Bruciati 4mila posti in agosto. Mercati in calo del 2%. Adesso si teme la recessione

da Milano

L’onda della crisi dei mutui subprime colpisce anche il mercato del lavoro e, per la prima volta dopo quattro anni, la Corporate America alza bandiera bianca: le assunzioni non riescono più a controbilanciare i licenziamenti. Il risultato è scritto nel gelido bilancio di agosto, con 4mila posti di lavoro andati perduti, un vero e proprio colpo sotto la cintola ieri per le Borse, da tempo alla ricerca di un centro di gravità permanente.
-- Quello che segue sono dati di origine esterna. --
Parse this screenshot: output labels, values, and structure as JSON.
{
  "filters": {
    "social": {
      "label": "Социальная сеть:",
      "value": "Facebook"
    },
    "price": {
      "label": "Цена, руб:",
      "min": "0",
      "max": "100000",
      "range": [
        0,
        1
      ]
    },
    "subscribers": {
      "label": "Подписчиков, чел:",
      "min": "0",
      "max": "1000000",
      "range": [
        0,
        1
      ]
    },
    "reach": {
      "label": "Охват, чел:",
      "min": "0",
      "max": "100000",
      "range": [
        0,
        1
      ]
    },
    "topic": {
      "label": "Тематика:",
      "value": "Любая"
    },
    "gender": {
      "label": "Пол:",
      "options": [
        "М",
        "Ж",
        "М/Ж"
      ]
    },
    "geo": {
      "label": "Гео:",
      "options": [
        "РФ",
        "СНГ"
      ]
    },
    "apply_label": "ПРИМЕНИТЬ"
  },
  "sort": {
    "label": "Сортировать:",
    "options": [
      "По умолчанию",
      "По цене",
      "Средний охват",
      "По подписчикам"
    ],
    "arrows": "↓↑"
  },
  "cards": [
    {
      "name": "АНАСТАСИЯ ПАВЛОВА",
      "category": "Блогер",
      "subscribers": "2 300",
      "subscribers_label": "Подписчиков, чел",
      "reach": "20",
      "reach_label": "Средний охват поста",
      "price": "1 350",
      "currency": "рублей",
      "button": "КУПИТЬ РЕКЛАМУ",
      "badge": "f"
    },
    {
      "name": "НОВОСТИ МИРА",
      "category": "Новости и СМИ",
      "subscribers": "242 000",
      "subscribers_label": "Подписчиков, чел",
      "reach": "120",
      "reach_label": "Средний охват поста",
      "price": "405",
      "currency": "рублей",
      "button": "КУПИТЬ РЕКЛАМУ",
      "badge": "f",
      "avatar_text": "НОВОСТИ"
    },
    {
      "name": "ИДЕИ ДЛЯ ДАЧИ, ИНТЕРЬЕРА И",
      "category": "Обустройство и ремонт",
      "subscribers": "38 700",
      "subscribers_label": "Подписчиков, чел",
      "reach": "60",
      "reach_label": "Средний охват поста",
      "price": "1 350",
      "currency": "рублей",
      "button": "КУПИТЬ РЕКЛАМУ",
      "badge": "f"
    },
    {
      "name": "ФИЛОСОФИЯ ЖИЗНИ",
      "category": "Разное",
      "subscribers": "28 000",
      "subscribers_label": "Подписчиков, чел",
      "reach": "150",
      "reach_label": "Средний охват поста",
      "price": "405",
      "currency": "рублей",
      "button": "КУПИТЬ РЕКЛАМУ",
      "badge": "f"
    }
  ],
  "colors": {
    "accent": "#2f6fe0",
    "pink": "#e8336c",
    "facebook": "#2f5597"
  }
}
Ha vacillato l’Europa, dove ribassi attorno al 2% sono costati altri 165 miliardi di euro di capitalizzazione; ha sofferto - e non poco - Wall Street (in chiusura il Dow Jones è arretrato dell’1,87% e il Nasdaq dell’1,88%) nonostante l’ennesimo intervento rassicurante del segretario al Tesoro, Henry Paulson, sicuro dei fondamentali sani dell’economia Usa.
Parole cadute nel vuoto. Già sollevato nei giorni scorsi dall’Ocse, il dubbio che gli Stati Uniti possano scivolare in recessione circola con sempre maggiore insistenza, al punto da riportare l’euro a un passo da 1,38 dollari. Sotto questo profilo, proprio i dati sull’occupazione non sono affatto confortanti. Oltre al saldo negativo relativo al mese scorso, le cifre indicano come nell’ultimo trimestre siano stati appena 44mila i posti di lavoro creati, un livello decisamente insufficiente a sostenere la crescita di un’economia essenzialmente basata sui consumi delle famiglie, molte delle quali faticano - o non riescono proprio - a onorare le rate dei mutui. Se del rallentamento della locomotiva americana non c’è evidenza nei dati del secondo trimestre (più 4% il Pil), l’andamento dell’occupazione è la spia di un malessere che già cominciava a manifestarsi nella tarda primavera, quando la crisi del credito e le turbolenze dei mercati finanziari non erano ancora così manifeste. Non a caso, il governo è stato costretto a tagliare drasticamente il saldo dell’occupazione di giugno (da 92mila a 68mila) e anche quello di luglio (da 126mila a 69mila), mentre il tasso di disoccupazione è rimasto fermo al 4,6% solo perché 340mila persone hanno smesso di cercare un impiego.
La reazione delle Borse, messe sull’avviso un paio di giorni fa dalla notizia che i licenziamenti negli Usa erano cresciuti dell’85% durante il mese scorso, era dunque prevedibile. I listini del Vecchio continente, già di malumore in mattinata a causa delle voci di allarme utili circolate su Société Générale, hanno subito rimosso la decisione presa giovedì dalla Bce di rimandare la stretta dopo ottobre. Così le vendite, fitte e insistenti, hanno cominciato a colpire: giù i bancari (meno 3% l’indice di riferimento), giù gli automobilistici (meno 3,4%), giù un po’ tutti i settori, fino a far scendere Parigi del 2,63%, Francoforte del 2,43, Londra dell’1,9% e Milano del 2%. A New York, l’ex guru di Wall Street Paulson, si è detto non «del tutto sorpreso» del calo dell’occupazione e «fiducioso» sull’economia, ma non ha fatto breccia tra gli investitori, più disposti a prestar fede alla parole del numero uno del Fmi, Rodrigo Rato («Il peggio non è ancora alle spalle e le conseguenze sull’economia saranno maggiori negli Usa»). I timori di recessione hanno perfino oscurato la convinzione, ben resa dal precipitare dei rendimenti dei Treasury bond, secondo la quale la Federal Reserve non potrà far altro, il prossimo 18 settembre, che tagliare i tassi. E con una certa decisione: subito una sforbiciata di mezzo punto, che lascerebbe comunque lo spazio per un altro allentamento dello 0,25% entro la fine dell’anno.